Salisbury is a cathedral city on the edge of Salisbury Plain at the confluence of the rivers Avon, Nadder, Ebble, Wylye and Bourne. The Cathedral itself was built in the 13th Century and holds an original copy of the Magna Carta which is the best preserved of the four surviving copies. It has the tallest spire in the UK, one of the oldest surviving mechanical clocks in the world, and is considered a masterpiece of Early English architecture.
The cathedral used to be located at Old Sarum, which was the seat of the bishops of Salisbury during the early Norman period. Tradition has it that this early cathedral was largely destroyed by a storm just five days after it was completed. Only the foundations remain but Salisbury continued to be officially named New Sarum right up until 2009. The site of the new cathedral is reputed to have been selected by firing an arrow from Old Sarum - but it is more than 3 km away.
Salisbury has an old city wall with five gates. The English parliament met here in 1324, 1328, and 1384 and Charles II held court in Cathedral Close during the Great Plague of London. Cathedral Close is separated from the rest of the city by three gateways. Here you will discover a number of well-preserved Elizabethan and Georgian houses. One of these, Arundells, is the former home of Prime Minister Edward Heath and is now open to the public.

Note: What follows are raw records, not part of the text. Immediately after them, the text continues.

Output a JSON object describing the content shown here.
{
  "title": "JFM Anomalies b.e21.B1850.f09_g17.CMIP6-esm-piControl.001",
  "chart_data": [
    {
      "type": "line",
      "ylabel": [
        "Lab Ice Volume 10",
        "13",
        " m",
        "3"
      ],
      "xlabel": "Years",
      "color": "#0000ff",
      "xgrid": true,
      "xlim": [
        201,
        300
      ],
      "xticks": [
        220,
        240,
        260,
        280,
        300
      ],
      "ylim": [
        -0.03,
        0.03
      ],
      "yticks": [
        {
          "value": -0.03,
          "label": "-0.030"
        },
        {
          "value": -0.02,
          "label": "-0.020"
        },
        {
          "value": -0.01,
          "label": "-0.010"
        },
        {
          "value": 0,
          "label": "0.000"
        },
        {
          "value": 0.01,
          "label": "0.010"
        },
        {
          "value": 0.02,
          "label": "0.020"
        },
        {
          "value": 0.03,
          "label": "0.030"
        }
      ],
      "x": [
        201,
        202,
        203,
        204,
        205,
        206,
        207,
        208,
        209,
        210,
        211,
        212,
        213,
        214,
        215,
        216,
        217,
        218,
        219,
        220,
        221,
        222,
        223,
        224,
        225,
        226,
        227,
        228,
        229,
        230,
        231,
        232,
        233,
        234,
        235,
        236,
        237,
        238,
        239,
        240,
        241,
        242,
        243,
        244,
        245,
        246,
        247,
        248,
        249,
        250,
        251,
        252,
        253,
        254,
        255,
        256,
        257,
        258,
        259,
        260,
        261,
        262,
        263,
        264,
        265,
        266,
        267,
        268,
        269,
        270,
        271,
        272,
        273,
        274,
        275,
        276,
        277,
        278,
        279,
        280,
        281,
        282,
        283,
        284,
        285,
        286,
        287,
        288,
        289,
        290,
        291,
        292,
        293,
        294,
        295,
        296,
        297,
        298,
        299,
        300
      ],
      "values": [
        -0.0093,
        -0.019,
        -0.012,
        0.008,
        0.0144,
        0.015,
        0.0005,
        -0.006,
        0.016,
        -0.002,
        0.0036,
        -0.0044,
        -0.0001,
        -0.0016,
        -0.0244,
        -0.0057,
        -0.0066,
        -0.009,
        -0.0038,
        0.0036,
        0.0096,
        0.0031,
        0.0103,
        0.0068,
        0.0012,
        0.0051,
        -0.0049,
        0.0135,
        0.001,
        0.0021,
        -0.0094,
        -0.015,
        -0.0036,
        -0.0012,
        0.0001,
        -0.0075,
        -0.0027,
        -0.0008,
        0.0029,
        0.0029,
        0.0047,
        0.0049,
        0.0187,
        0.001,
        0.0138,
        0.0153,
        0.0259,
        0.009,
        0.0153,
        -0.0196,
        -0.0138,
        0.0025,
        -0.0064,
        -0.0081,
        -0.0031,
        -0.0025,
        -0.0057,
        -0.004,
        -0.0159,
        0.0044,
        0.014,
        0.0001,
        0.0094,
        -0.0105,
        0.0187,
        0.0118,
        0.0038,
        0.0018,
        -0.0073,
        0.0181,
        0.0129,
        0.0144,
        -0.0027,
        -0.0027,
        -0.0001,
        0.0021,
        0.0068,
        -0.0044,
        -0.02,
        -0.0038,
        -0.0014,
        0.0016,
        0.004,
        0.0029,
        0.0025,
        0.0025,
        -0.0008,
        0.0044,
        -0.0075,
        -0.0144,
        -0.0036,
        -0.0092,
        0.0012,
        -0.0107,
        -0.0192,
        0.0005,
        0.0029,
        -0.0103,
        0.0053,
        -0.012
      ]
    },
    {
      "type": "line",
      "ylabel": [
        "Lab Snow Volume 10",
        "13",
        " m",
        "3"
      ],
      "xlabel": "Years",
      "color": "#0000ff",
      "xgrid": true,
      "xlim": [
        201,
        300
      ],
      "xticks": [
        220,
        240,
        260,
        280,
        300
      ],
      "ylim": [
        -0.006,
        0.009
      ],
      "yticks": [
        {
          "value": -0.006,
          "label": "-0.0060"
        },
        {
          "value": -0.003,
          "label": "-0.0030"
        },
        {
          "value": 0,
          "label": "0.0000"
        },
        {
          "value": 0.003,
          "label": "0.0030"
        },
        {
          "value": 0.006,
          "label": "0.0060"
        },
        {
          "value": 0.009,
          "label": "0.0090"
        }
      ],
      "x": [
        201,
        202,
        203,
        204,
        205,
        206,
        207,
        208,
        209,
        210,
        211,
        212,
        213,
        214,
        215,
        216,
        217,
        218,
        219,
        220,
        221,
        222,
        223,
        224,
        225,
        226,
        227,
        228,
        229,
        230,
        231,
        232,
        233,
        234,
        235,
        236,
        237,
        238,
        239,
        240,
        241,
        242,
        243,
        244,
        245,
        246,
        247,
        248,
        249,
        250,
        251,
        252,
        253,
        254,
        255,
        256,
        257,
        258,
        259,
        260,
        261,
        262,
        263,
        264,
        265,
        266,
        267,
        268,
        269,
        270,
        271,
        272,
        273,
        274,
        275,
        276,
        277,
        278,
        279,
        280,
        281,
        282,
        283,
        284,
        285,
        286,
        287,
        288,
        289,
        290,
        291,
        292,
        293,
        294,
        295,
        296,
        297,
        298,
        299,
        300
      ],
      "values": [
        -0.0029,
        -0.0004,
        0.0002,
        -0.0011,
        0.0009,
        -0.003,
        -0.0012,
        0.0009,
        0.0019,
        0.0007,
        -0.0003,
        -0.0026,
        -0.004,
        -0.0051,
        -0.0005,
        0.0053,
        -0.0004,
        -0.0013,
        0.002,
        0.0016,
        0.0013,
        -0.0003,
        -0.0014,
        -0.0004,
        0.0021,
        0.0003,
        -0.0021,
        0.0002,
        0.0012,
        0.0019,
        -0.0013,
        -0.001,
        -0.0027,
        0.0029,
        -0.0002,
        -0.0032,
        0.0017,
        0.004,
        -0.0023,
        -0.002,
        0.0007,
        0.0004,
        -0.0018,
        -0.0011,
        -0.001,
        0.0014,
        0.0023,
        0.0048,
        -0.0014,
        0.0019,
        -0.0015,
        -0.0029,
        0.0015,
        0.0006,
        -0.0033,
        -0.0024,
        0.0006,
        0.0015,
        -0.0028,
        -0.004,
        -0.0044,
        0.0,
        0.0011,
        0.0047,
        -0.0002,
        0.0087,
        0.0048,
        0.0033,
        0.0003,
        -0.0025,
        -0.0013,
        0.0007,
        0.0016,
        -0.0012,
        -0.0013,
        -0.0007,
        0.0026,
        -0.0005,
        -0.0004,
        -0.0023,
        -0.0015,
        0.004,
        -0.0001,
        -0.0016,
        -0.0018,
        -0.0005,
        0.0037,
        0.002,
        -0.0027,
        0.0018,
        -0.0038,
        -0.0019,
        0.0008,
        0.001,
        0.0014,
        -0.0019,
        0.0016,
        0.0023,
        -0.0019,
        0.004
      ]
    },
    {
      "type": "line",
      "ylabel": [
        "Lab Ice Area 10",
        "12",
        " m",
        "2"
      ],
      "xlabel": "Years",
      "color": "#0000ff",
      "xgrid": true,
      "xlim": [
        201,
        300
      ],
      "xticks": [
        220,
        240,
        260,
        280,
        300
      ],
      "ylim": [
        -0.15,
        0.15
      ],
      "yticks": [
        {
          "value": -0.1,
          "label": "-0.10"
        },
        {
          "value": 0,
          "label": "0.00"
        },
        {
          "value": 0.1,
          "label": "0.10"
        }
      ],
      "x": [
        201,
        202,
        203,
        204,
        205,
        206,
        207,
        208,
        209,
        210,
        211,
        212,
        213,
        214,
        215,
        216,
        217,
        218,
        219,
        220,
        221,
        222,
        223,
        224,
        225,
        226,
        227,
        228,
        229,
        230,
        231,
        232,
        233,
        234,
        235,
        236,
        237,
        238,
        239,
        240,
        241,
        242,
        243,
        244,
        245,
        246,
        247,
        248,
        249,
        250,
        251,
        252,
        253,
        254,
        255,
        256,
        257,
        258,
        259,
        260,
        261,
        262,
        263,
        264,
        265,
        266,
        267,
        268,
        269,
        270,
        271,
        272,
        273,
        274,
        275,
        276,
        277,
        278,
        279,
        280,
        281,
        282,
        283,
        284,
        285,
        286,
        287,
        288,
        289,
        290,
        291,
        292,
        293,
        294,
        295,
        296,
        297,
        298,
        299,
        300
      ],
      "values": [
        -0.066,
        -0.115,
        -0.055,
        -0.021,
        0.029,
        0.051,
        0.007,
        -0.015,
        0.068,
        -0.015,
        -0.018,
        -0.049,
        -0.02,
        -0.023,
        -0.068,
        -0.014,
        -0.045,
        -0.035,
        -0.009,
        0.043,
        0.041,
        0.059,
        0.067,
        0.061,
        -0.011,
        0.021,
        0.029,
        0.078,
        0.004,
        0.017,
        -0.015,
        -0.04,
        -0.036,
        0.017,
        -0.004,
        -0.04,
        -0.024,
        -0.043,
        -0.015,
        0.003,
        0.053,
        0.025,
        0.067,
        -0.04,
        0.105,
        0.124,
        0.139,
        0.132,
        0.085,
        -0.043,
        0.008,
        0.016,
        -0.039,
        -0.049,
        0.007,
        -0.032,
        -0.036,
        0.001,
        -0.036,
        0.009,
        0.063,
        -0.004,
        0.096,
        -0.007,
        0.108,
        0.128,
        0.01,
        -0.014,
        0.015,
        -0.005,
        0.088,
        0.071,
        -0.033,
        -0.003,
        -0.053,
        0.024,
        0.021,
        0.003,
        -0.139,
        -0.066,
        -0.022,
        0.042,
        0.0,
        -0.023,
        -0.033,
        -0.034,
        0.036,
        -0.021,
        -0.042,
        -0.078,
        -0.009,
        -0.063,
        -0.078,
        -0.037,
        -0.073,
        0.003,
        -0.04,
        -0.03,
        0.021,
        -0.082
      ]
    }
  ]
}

You can visit Mompesson House with its rare collection of period furniture and great tearoom! There is also the Wardrobe, a 13th Century manor which houses The Rifles Berkshire and Wiltshire Museum. The excellent Salisbury Museum which is located in The Kings House and Sarum College are also in Cathedral Close.
It is worth having a wander in the Old City centre which is chock full of delightful architecture dating from medieval times. Look out for the wide market place, Poultry Cross, the 18th Century Guildhall and the 15th Century Plume of Feathers. The Trafalgar Way plaque is found on Fish Row at the back of the Guildhall.
Nearby attractions include the Boscombe Down Aviation Collection, Wilton House - a masterpiece of the Baroque style - and Larmer Tree Gardens.
Salisbury hosts lots of great events including the Salisbury International Arts Festival, which takes place over two weeks in the spring and has a different theme each year. Also popular is the Southern Cathedrals Festival, a music festival which alternates between the cities of Winchester, Salisbury and Chichester. Salisbury Arts Centre and City Hall both have year-round entertainment programmes.
Salisbury: sure to in-spire you!
England's tallest spire towers above an ornate streetlamp. Image © Ian Gregory
Figsbury Ring and The Three Winterslows
As you leave Salisbury heading north, don't miss a visit to enchanting Figsbury Ring with its amazing views back over the city and its spire.
Just south of the A30 as it heads north east from Salisbury are the three Winterslows: East, Middle and West, sited on the old Roman road between Old Sarum and Winchester. The famous essayist William Hazlitt used to come here to escape the stresses and strains of London as his wife owned a house here. At that time it boasted a 17th century coaching inn, the Winterslow Hut, where Hazlitt wrote whole books in an upstairs room. Subsequently named the Pheasant Inn, it served as an off-base officers mess, accommodating night fighter crews from the nearby Middle Wallop airbase. This historic building has since been converted to residential use.
Lopcombe Corner and Middle Wallop
At Lopcombe Corner the A30 heads due West but The Trafalgar Way follows the A343 to Middle Wallop. To the east of Middle Wallop lies the Middle Wallop airfield, home to the Army Air Corps, a branch of the British Army. The base is notable for having previously served as both a Royal Navy and Royal Air Force controlled airfield. Specialising in night flying the base provided night time defence over the UK during the Blitz from late 1940 to mid-May 1941. It became a fully fledged Fighter Station as the Battle of Britain progressed.
The base was also used by United States Army Air Forces Ninth Air Force as IX Fighter Command Headquarters beginning in November 1943.
With such a rich aeronautical history it is not surprising that the area hosts the Army Flying Museum which tells the story of flying in the British Army.
Red Rice, Little Ann
Just south West of Andover is the hamlet and country house of Red Rice. Red Rice House was used by American forces in World War II for secret, high-level planning and was the reserve headquarters for the D Day Landings. The building became a Catholic school in 1961 and was taken over by Farleigh Prep School in 1982. The actor Rupert Everett is an alumnus.
Just two miles south west of Andover is the hamlet of Little Ann which is attached to Abbotts Ann where the first iron ploughs were developed by Robert Tasker. He later built the Abbots Ann School, one of the first in England to take children of all denominations.
From here The Trafalgar Way follows the A343 and then the Salisbury Road into Andover.